When we read this story, the students were in awe with each question and inference that they had to make. The students were able to draw conclusions, make generalizations, and predictions about where they thought the two ants that did not return from the first trip to the kitchen's sugar bowl. As I read this story, I did not show the students the pictures. I had them using visualizations too. WOW! We used a lot of reading comprehension stratgies. After reading the book, we discussed point of view/perspective. As a group, we completed this sensory language web:

Then, I gave the students a picture (I created a picture file in my undergraduate--I want say how long ago, but when I made it I thought when will I ever use this. The file has been helpful throughout the years. Here was yet another situation. On a side note, the picture file is just pictures of all kinds of things that I collected from old calendars, magazines, post cards, photographs, etc.) and they created a similar web. On day 2 of the writing, our class used our class web to write a descriptive paragraph from the perspective of the dog in the picture. This is what we wrote:
We reviewed strong verbs and descriptive adjectives by circling the adjectives and underlining the verbs. We revised by adding more descriptive language to enhance our writing. The students did the same with his/her paragraphs. Then, I placed all the pictures on the board. The author read his/her paragraph while the other students guessed which picture belonged to the paragraph. This was a very successful, easy assignment. We had lots of fun!
Here is a sampling of the students:

Monday, April 16, 2012


I did not even realize Zathura was a movie too, but my students did. Where have I been? Anyway, Zathura is a book about a board game that end up out in space. Again, the students were enthralled making inferences, visualizations, and drawing conclusions. Today, the students completed a story matrix about Zathura. We had a discussion comparing and contrasting Zathura and Jumanji and completed aVenn Diagram together.
We started discussing the features of modern fantasies. We compared the features to a lot of Disney movies, as well as, some other novels (James and the Giant Peach, Chocolate Touch, Chocolate Fever) The students created a story matrix as a guide for their own fantasies. The students used this poster to guide them in remembering the features of a fantasy:

Then, the students used the four square model to begin writing their fantasies. We shared the first square with partners and in group discussion. Many of the students have other students making predictions and inferring. YIPPEE! We will continue the fantasies this week. One part of our revising will be visiting those verbs and making sure they are STRONG. This will be a great time to review synonyms and  the thesaurus.

Thursday, April 12, 2012


Next, we read Jumanji This was an exciting lesson full of opportunities to infer and visualize. We started the lesson reviewing verbs by singing and acting out a verb song. Then, I had taped together pages of the text. I stretched the text through the center of the classroom. Each student had a highlighter. I asked them to highlight the verbs in the text.
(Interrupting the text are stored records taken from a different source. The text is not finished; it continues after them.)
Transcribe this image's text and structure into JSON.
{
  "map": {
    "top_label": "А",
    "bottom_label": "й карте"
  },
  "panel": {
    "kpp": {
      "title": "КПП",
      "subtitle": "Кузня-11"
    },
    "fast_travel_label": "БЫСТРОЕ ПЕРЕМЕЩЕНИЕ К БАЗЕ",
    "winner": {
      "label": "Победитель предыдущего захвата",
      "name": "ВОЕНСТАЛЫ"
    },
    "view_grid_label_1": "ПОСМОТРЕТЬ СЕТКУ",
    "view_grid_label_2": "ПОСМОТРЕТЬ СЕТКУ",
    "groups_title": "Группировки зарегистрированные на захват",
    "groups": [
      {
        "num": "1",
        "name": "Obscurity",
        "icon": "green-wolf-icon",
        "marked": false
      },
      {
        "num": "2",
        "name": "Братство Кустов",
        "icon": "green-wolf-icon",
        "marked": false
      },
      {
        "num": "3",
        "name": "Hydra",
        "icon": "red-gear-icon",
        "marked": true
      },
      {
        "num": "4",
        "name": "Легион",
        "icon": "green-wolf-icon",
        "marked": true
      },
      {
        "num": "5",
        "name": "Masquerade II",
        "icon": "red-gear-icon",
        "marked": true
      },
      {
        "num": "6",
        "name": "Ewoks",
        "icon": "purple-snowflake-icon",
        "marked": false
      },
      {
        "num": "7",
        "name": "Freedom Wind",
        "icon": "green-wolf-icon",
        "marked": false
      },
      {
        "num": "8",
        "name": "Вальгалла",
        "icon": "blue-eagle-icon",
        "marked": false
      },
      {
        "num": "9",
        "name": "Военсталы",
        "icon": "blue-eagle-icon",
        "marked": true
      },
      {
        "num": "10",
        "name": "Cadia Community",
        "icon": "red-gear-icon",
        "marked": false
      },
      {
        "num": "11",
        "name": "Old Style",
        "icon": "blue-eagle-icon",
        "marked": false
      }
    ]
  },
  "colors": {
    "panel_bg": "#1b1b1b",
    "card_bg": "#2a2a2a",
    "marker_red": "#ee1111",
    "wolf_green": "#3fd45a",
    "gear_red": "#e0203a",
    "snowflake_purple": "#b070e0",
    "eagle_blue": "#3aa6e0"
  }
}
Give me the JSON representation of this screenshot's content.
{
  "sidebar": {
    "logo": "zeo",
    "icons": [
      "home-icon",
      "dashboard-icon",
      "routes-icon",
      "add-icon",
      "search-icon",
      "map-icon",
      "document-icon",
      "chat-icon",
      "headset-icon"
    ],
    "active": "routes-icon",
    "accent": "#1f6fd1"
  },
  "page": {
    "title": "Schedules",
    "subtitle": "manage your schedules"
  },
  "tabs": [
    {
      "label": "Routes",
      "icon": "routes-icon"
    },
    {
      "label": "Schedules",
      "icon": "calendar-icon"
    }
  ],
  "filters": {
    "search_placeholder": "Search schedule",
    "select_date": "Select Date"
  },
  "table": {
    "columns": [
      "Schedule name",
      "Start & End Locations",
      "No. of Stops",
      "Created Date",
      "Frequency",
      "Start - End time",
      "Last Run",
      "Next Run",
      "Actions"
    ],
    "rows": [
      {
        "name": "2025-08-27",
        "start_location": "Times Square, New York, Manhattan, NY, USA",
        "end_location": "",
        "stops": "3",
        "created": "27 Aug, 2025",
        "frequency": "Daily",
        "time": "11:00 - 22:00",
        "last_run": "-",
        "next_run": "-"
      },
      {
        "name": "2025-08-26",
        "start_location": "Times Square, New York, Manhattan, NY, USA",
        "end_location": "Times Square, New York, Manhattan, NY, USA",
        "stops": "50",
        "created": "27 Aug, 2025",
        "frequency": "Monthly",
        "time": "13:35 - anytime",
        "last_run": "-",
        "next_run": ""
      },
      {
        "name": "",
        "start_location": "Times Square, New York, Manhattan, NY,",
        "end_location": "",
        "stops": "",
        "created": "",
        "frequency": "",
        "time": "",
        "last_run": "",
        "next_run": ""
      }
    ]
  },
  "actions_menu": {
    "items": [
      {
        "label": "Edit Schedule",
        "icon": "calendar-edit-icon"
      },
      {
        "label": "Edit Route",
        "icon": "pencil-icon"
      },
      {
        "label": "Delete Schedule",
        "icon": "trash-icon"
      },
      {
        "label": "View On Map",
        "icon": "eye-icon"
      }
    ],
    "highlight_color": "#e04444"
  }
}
They seemed to have fun. Then, I read some of the verbs. We had discussed the difference between strong verbs and boring verbs. We assigned a signal to a strong verb and a signal for boring verb. As I read each verb, we created a chart of both kinds of verbs using the signal. Then, I proceeded to read the book. Throughout reading the book, we stopped to discuss strong verbs and boring verbs, make inferences, draw conclusions, and make visualizations. The students really enjoyed this book. As the ticket out the door--nothing fancy. I had the students find the strong verbs in a passage using a highlighter. They also completed a story matrix telling the characters, the setting, the problem, the solution, the clues, and the theme of Jumanji.